Jeff Sovern, of Public Citizen’s Consumer Law and Policy blog smartly picks up on a nudge in FDIC rules on credit card standards. Buried within Regulation Z is a requirement that the late payment warning must be located adjacent to the payment’s due date. The warning explicitly states what many people willfully choose to ignore: Failure to pay on time will result in penalties! (A mock credit card statement showing how this will look is here.) Placing this warning close to the payment amount “appears likely to increase its effectiveness,” without ordering smart consumer credit choices. Sovern continues:
I gather that this nudge, together with another, the nearby “Minimum Payment Warning,” which gives consumers information about how long it will take to pay off balances if they make only the minimum payments, are products of the 2005 bankruptcy legislation.

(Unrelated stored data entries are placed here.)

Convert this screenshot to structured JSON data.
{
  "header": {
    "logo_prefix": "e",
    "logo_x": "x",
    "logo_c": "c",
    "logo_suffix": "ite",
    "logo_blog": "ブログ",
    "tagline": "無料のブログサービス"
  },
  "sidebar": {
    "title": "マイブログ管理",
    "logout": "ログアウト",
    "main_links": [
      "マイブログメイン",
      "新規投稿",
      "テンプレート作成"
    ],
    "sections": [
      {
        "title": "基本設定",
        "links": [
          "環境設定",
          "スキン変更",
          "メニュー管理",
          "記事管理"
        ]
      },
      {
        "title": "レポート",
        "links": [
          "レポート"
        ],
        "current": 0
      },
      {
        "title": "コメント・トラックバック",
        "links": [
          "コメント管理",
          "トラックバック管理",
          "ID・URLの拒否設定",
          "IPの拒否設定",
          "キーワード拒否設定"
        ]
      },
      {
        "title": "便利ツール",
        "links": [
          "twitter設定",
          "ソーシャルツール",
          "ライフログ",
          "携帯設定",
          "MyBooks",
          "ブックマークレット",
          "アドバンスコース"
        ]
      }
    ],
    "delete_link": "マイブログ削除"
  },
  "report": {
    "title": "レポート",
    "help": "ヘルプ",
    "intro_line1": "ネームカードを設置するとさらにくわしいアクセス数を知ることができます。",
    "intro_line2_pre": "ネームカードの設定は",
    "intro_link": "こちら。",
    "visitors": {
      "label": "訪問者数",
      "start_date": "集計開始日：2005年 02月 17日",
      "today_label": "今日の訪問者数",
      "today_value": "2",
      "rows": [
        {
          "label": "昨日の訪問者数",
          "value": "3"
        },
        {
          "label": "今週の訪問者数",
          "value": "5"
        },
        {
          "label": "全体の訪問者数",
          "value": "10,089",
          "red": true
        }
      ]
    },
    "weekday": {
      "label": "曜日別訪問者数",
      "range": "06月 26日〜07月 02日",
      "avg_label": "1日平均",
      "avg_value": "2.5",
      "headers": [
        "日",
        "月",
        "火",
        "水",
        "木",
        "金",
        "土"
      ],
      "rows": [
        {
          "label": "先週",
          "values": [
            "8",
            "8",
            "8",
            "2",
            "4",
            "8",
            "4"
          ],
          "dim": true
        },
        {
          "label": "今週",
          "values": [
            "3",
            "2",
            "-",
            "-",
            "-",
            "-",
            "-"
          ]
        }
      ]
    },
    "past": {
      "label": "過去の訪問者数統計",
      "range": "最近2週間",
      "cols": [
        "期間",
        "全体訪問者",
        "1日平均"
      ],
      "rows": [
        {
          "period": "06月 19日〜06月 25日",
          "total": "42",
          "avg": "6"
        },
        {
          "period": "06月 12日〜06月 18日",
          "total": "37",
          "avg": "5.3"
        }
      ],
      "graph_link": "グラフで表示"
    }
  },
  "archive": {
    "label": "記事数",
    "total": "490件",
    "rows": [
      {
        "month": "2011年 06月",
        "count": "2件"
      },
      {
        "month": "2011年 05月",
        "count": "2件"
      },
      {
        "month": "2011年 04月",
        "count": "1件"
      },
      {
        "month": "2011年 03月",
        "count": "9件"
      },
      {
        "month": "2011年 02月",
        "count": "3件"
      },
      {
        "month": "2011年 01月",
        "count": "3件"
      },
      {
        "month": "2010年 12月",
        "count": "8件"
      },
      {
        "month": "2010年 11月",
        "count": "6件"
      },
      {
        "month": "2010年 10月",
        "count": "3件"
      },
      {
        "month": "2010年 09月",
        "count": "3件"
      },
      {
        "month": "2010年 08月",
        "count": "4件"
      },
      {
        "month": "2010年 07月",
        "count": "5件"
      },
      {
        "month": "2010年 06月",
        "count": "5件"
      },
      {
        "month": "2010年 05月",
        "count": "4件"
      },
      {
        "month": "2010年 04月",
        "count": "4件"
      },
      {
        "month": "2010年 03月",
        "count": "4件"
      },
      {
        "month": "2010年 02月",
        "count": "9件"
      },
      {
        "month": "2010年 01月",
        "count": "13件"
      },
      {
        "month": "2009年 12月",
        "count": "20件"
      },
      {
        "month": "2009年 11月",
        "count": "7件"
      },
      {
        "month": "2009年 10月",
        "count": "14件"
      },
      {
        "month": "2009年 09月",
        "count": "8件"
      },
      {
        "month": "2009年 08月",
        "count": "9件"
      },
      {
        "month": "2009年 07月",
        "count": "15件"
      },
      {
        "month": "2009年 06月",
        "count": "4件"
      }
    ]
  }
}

Hopefully, there will be a good academic paper on this subject soon. For more on the reasons behind the 2005 legislation, you can read Federal Reserve Baord Governor and subprime soothsayer Edward Gramlich’s congressional testimony. The imprints of behavioralism are all over it. The key passage:
The question is…how might the Board revise its rules under (the Truth in Lending Act (TILA)) in a way that will enable consumers to more effectively use disclosures about the key financial elements of a particular credit card over the life of the account? Simplifying the content of disclosures may be one way; finding ways to enhance consumers’ ability to notice and understand disclosures may be another. Reviewing the adequacy of TILA’s substantive protections is a third, and the ANPR asks questions about each of these areas. As the Regulation Z review proceeds, the Board will be grappling with the challenge of issuing clear and simple rules for creditors that both provide consumers with key information about complicated products (while avoiding so-called “information overload”) and provide consumers adequate substantive protections, consistent with TILA.